For a very long time, marijuana wasn’t legalized in many states in America. The lack of legalization meant there was an intentional attempt by law enforcement to search people, seize their marijuana and prosecute them for possession of the illegal substance.
To achieve effective search, the law enforcement agents required the services of drug-sniffing dogs. These dogs played a crucial role at the time, fishing out defaulters so they could get arrested. We can say that the “War on drugs” with marijuana as the focus was progressive because of the dogs.
As more states legalize cannabis in recent times, the pot-sniffing dogs are becoming a thing of the past, hence why the dogs are getting into early retirement.
An excellent example of this new reality is the state of Virginia, where law enforcement leaders have set plans in motion to retire 13 dogs. In smaller cities, the police units are also planning on retiring one or two dogs, while some agencies have new plans for the dogs.
Such new plans entail buying and retraining new dogs who can sniff and search for illegal drugs such as heroin, methamphetamines, and cocaine. In some extreme cases, the police units are leaving out the K-9 teams because of the high cost of buying and training the new dogs. It costs up to $15,000 for ab new K-9 unit.
The reality of early retirement
The early retirement plans are suitable for the dogs who will enjoy just being dogs without the extra pressure of “Working” sniffing people and items. However, it isn’t good for the humans who have worked with it for a long time and become a part of the person.
Taking the dogs away to early retirement is tough on the human beings who have spent the most time with them. They spend a good part of their days with the pets, working with them morning to evening, and have built a relationship with the pet.
A famous pot-sniffing dog called Mambo in Cumberland County, Virginia was adopted by one of the officers and doing great enjoying his retirement. It is reported that Mambo is doing great, living an extraordinary life, getting spoiled with his bedroom in a house, and enjoying all the attention. With dogs like Mambo getting adopted and enjoying the moment, the idea of adopting other retired pot-sniffing dogs is gaining popularity.
Living at home with their handler (that is, the officer they worked with while on the force) is a beautiful situation for the police dogs. They are already used to the officers and would feel safer at home with them.
Currently, six retired marijuana-detecting dogs in Okaloosa County, Florida, live with their handlers. Retirement for these dogs is an opportunity to enjoy the company of officers they considered colleagues and friends while resting at home.
In Massachusetts, recreational marijuana became legal in 2016, and the Quincy Police Department had to shift two dogs from drug detention into patrol work. Eighteen months later, the dogs were retired and placed in the care of pet experts.
Is it possible to teach old pot-sniffing dogs new tricks?

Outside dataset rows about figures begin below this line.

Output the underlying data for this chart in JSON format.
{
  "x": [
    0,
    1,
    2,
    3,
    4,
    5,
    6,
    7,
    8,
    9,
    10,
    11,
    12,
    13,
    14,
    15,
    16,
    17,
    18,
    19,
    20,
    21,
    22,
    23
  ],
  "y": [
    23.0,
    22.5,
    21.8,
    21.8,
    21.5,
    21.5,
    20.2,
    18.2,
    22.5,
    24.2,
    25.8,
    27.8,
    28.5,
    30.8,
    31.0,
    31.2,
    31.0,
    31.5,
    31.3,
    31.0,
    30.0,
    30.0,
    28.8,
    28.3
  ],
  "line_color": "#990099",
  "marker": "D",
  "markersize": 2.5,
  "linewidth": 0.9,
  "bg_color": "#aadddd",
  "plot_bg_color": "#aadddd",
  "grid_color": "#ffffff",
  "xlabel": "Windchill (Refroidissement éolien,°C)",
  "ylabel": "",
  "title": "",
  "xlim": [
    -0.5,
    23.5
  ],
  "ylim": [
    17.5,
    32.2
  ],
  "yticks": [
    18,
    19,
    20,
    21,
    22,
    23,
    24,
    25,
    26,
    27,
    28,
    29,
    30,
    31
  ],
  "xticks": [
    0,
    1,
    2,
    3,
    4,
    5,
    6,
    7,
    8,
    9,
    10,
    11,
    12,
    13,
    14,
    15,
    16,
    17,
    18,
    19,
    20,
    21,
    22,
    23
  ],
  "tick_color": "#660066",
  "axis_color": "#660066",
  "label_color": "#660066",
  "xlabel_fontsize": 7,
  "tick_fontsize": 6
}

Marijuana is gradually gaining traction and acceptance across the states, with more legalization bills getting positive votes. Legalization means the dogs will be of no use to the force in terms of sniffing marijuana. If a dog sniffs and detects an illegal drug and turns out to be marijuana and not meth, the person who was inhaled may take legal action.
A defense attorney may use this as an argument point to indict the police unit because now that marijuana is legal, no one should be harassed because a dog sniffed it. However, it is almost impossible to teach the dog to STOP detecting marijuana as an illegal substance.
For many years the dog was trained to sniff and detect a range of illegal drugs (including marijuana). Now that the state has legalized it, an officer cannot return and retrain the dog to delete marijuana from his sense of smell. The officer also cannot make the dog focus more on heroin and forget about cannabis.
Once a dog is trained in a certain way, the behavior never goes away. More so, dogs that work closely with law enforcement agencies do not want to make mistakes hence the reason they give the signal barking loudly) once they perceive drugs.
The issue with quantity
In most states, despite impressive legalization efforts, the bills contain stringent laws regarding the amount of marijuana a person can plant, buy or possess at a given time.
This law means that someone who possesses more than the stipulated legal amount is breaking the law and can be prosecuted for it. The big question is, “Can a pot-sniffing dog tell the difference between the legal and illegal amount of marijuana?” What happens when someone has a smaller amount of marijuana, and the dog still flags it as illegal?
Pot-sniffing dogs are 44% accurate, and this is because they were trained to alert the officers of the presence of drugs and not the quantity. The dog will hold a person back from moving forward if he perceives a drug, and when it is discovered that it is the legal amount, it can create conflict.
It is impossible to teach an old animal new tricks, especially one that has spent many years doing the same thing repeatedly. Pot-sniffing dogs were trained to sniff for illegal drugs, which included marijuana before legalization happened.
Now that states are taking the initiative and legalizing cannabis, the dogs will be of no use because people can now move freely with marijuana. Some officers in states where marijuana is now legal to take such dogs into their homes to maintain the relationship they had with them and help the dogs adjust to their new life.
Yes, pot-sniffing dogs are no longer required in states where cannabis now legal: so it is safe to say that they can enjoy an early retirement while the world moves on to embrace marijuana through legalization.